After nearly two decades of consecutive decline in global freedom, democratic institutions, credible elections, human rights, the rule of law, and independent media face not isolated attacks but a coordinated, self-reinforcing global system—one that exchanges surveillance tools, harmonizes narratives, legitimizes sham elections, shelters fallen autocrats, and hunts down exiles across borders.
Anti-democratic forces are no longer just on the march—they are building a permanent, networked infrastructure of collaboration. Authoritarian collaboration has become institutional: recurring forums, media alliances, and training platforms are hardening ad hoc coordination into durable infrastructure. It has become routinized: practices like reciprocal sham election monitoring and cross-border dissident deportation now operate as low-friction, self-reinforcing defaults. And it supersedes ideology: shared imperatives of regime survival enable cooperation between actors whose nominal worldviews—socialist, theocratic, nationalist—would otherwise place them in opposition.
Yet democratic responses have lagged. Democracies tend to treat each incident—a disinformation campaign and electoral manipulation here, a foreign-agent law proposal there—as disparate crises. Effective democratic strategy requires a shift from reactive, case-by-case posture to network-aware prevention.

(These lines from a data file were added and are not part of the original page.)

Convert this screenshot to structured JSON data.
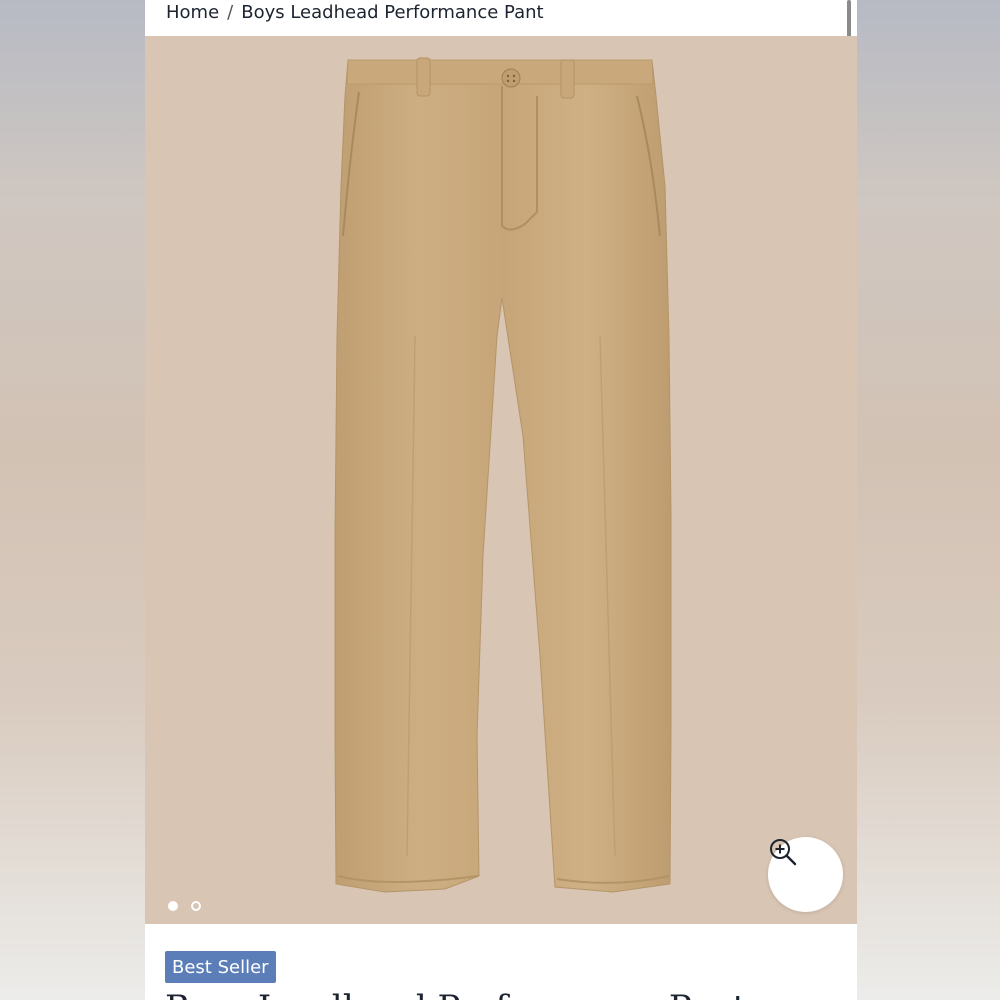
{
  "breadcrumb": {
    "home": "Home",
    "separator": "/",
    "current": "Boys Leadhead Performance Pant"
  },
  "gallery": {
    "image_alt": "Boys Leadhead Performance Pant",
    "slide_count": 2,
    "active_slide": 1,
    "background_color": "#d9c5b4",
    "product_color": "#c9a97c"
  },
  "zoom_button": {
    "icon": "zoom-in-icon"
  },
  "badge": {
    "label": "Best Seller",
    "color": "#5c7eb8"
  },
  "product": {
    "title": "Boys Leadhead Performance Pant"
  }
}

We believe the antidote starts with seeing the network—and then matching it with cross-border democratic solidarity of our own. Our publics are frustrated by democratic delivery deficits at home, yet they understand the deeply interconnected world we live in. How democracy fares in Hungary or France will have repercussions for Brazil, Georgia, or Venezuela — and vice versa.
But political leadership and institutional resistance alone will be insufficient. Citizen activism rooted in solidarity and straddling borders is needed to create momentum, generate political support, and prompt action.
Simply put: autocrats don’t act alone—and neither can we. Those who care deeply about democracy must unite.